Chinese high-tech company Vimicro has broken decades-long foreign
dominance in the digital multimedia CPU chip sector with the success
of its Xingguang digital multimedia CPU chip, marking a milestone
in China's integrated circuit (IC) industry, said a top government
official.
After five years of development, the made-in-China Xingguang
digital multimedia CPU chip occupies over 40 percent of the world
market and 80 percent of Chinese sales.
This is a crucial breakthrough for China's integrated circuit
(IC) industry in research and development as well as the industrialization
of core technologies, said Zhang Qi, director of the Electronic
Information Administration Department at the Ministry of Information
Industry.
"China now stands in the upper reaches of the 3C (consumer
electronics, computers and communications) industrial chain and
has a say in the formulation of industrial standards, which will
influence related industrial sectors in the lower reaches,"
Zhang added.
By the end of 2003, over 10 million Vimicro Xingguang digital
multimedia CPU chips were sold to 16 foreign nations and regions,
including the United States, Japan, South Korea and some European
countries.
A group of leading domestic and overseas IT companies, including
Microsoft, HP, Samsung, Philips, Foxconn, Fujitsu, Legend, China
Telecom and China Netcom, have become clients of Vimicro.

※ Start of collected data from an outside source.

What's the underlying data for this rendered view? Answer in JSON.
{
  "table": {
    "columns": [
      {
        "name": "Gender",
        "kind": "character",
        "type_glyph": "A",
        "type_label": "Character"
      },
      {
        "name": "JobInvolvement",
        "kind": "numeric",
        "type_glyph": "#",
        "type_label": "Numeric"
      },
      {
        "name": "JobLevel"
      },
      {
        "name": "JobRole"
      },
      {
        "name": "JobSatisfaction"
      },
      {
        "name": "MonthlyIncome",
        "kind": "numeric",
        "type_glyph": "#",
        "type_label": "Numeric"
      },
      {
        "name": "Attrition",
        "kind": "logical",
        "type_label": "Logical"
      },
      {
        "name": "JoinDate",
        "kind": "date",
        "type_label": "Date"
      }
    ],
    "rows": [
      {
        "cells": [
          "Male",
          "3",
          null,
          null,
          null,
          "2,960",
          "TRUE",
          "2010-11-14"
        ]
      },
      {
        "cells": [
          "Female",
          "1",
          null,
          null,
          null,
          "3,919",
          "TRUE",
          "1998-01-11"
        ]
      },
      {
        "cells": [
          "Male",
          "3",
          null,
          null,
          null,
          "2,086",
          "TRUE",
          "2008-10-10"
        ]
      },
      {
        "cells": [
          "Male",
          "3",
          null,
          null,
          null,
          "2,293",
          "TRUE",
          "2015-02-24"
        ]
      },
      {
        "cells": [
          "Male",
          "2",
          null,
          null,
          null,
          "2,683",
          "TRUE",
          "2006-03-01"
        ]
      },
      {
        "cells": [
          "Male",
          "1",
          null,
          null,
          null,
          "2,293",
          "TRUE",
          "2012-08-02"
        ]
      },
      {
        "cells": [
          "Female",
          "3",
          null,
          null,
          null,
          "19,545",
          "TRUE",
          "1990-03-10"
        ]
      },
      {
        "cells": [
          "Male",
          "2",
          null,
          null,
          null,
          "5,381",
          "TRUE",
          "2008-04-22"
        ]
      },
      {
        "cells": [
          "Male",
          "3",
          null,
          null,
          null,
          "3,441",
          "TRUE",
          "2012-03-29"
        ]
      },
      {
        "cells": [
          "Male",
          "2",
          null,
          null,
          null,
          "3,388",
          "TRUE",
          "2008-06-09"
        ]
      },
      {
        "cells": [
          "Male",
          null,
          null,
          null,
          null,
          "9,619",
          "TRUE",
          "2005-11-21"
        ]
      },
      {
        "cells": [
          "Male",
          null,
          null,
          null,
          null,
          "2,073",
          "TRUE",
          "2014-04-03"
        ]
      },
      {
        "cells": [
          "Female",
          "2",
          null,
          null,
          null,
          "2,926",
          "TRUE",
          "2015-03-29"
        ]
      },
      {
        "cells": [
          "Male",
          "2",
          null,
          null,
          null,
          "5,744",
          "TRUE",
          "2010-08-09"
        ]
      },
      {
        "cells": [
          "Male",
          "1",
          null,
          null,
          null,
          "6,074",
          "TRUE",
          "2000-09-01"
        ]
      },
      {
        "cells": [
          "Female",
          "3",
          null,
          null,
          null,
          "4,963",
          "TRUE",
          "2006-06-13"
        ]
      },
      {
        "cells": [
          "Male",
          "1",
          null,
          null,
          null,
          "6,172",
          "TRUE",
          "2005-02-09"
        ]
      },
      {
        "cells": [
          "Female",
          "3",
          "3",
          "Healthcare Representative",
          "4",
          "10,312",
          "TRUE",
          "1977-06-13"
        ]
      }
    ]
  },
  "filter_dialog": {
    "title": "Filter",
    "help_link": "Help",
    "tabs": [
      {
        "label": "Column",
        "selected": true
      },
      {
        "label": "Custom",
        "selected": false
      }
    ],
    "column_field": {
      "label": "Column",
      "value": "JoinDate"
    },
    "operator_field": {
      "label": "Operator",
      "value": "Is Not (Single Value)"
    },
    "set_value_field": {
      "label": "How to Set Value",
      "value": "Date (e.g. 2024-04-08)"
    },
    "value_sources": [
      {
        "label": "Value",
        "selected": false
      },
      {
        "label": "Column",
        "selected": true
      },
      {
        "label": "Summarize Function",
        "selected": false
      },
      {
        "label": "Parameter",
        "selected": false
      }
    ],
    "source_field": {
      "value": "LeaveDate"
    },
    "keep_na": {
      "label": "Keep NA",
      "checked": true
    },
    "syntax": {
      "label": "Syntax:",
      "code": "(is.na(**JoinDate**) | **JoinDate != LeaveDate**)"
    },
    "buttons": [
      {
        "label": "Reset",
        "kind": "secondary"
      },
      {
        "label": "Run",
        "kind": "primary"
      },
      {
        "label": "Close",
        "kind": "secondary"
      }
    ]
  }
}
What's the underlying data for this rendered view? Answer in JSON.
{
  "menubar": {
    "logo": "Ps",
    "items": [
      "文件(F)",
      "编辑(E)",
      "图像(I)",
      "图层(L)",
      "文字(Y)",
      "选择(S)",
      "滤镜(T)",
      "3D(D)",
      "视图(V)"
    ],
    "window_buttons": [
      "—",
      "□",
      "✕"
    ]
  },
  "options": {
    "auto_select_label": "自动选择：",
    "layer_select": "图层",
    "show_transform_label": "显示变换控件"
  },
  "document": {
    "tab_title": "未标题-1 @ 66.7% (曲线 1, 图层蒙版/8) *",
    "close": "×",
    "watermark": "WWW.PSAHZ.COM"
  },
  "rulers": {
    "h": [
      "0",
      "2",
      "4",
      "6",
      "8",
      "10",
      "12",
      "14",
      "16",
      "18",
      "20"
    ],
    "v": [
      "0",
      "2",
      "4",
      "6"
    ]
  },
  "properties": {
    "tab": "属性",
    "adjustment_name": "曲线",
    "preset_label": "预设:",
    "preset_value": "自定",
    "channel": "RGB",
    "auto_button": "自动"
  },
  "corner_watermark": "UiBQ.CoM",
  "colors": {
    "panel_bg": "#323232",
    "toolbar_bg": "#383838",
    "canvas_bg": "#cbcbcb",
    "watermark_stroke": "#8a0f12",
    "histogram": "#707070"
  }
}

So far, Vimicro's Xingguang digital multimedia CPU chip holds
over 200 patent technologies at home and abroad, according to
Deng Zhonghan, president of the Vimicro Corporation.
As a private high-tech enterprise operated by returning overseas
students, Vimicro has benefited from preferential policies offered
by the central government and Beijing's Zhongguancun Science Park.